Growing up she raised 4-H club lambs, and played the viola and cello in the orchestra. She also played basketball, volleyball, softball, swam and danced. Her “horse sense” came at a young age and she has grown up loving to ride and compete in different timed events through YPBRA and Westside Riders. Through these organizations and holding local queen titles Hall found her passion and knew her future had to be in the equine industry.

She still works on the timed event side of the arena and has high hopes of running barrels in the WPRA and is excited to stay involved in the Miss Rodeo Arizona Organization so that girls in the future have just as much of a fun growing experience as she did this last year.

Miss Teen Rodeo Arizona 2011 is Brittney Hamilton of Ahwatukee, Ariz.

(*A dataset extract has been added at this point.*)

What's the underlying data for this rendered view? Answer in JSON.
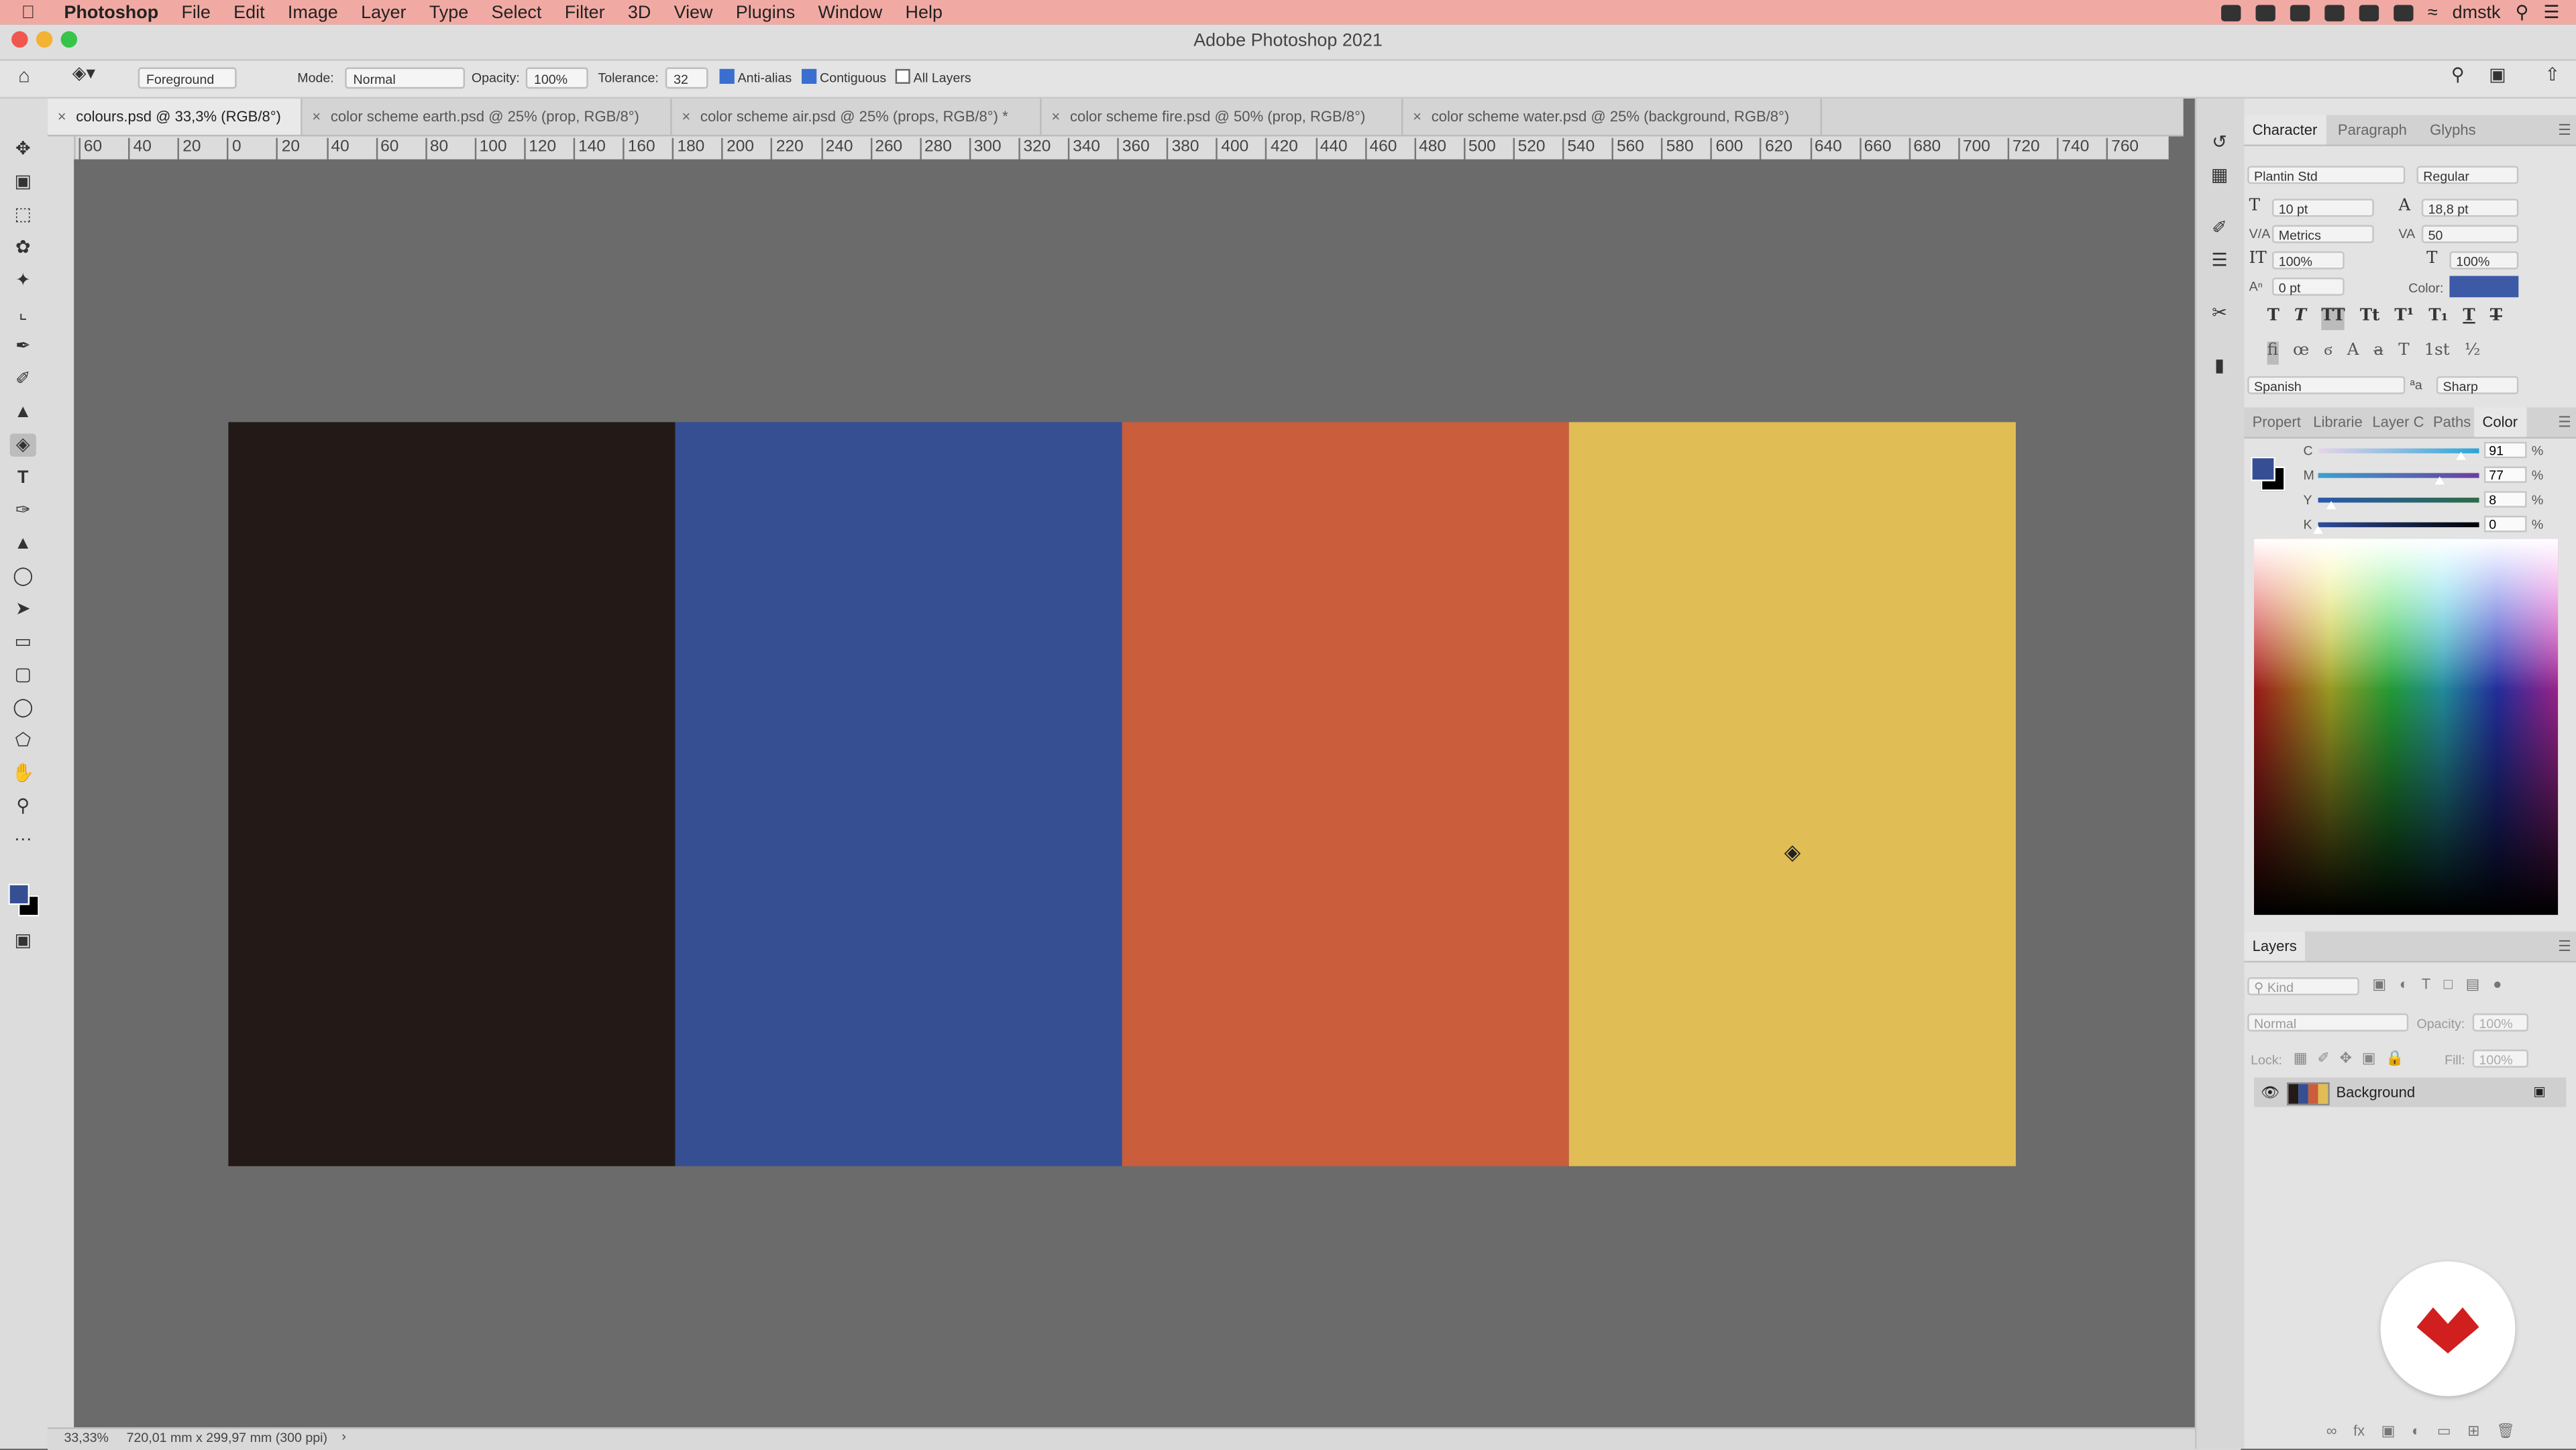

Hamilton, sponsored by Golden West Cowgirls Drill Team, is a student at Desert Vista High School and has future plans to study anesthesiology in medical school. She has been riding horses since she could sit up and hold on. One of the first things she did when she learned how to talk, was to ask for a horse.

“I believe I can achieve greatness through leading by example, practicing ethical standards in everything I do, being a responsible citizen and always doing my best while helping others achieve their best. I believe the title of Miss Teen Rodeo Arizona has given me the opportunity to put my ‘best’ to work for rodeo,” she says.

Miss Turquoise Circuit Brittney Truman is a Scottsdale resident and has been involved in rodeo her entire life.

Currently, she runs barrels in the Women’s Professional Rodeo Association and continues to rope with her dad and uncles.

While her job as Miss Turquoise Circuit consists of traveling thousands of miles between the Professional Rodeo Cowboys Association Turquoise Circuit of Arizona and New Mexico promoting the sport of rodeo and the Western way of life, Truman stays busy behind the scenes as well. She is currently studying equine science and sports medicine in college and has worked with the Justin Sports Medicine Program, which specializes in the rehabilitation of rodeo cowboy injuries.

“I would like to thank the 2011 Miss Rodeo Arizona, Audrey Hall, for everything she has done. She has been the world’s best traveling partner and has done an excellent job representing Arizona throughout the past year, not only in the arena but as a spokeswoman, role model, and friend to all.”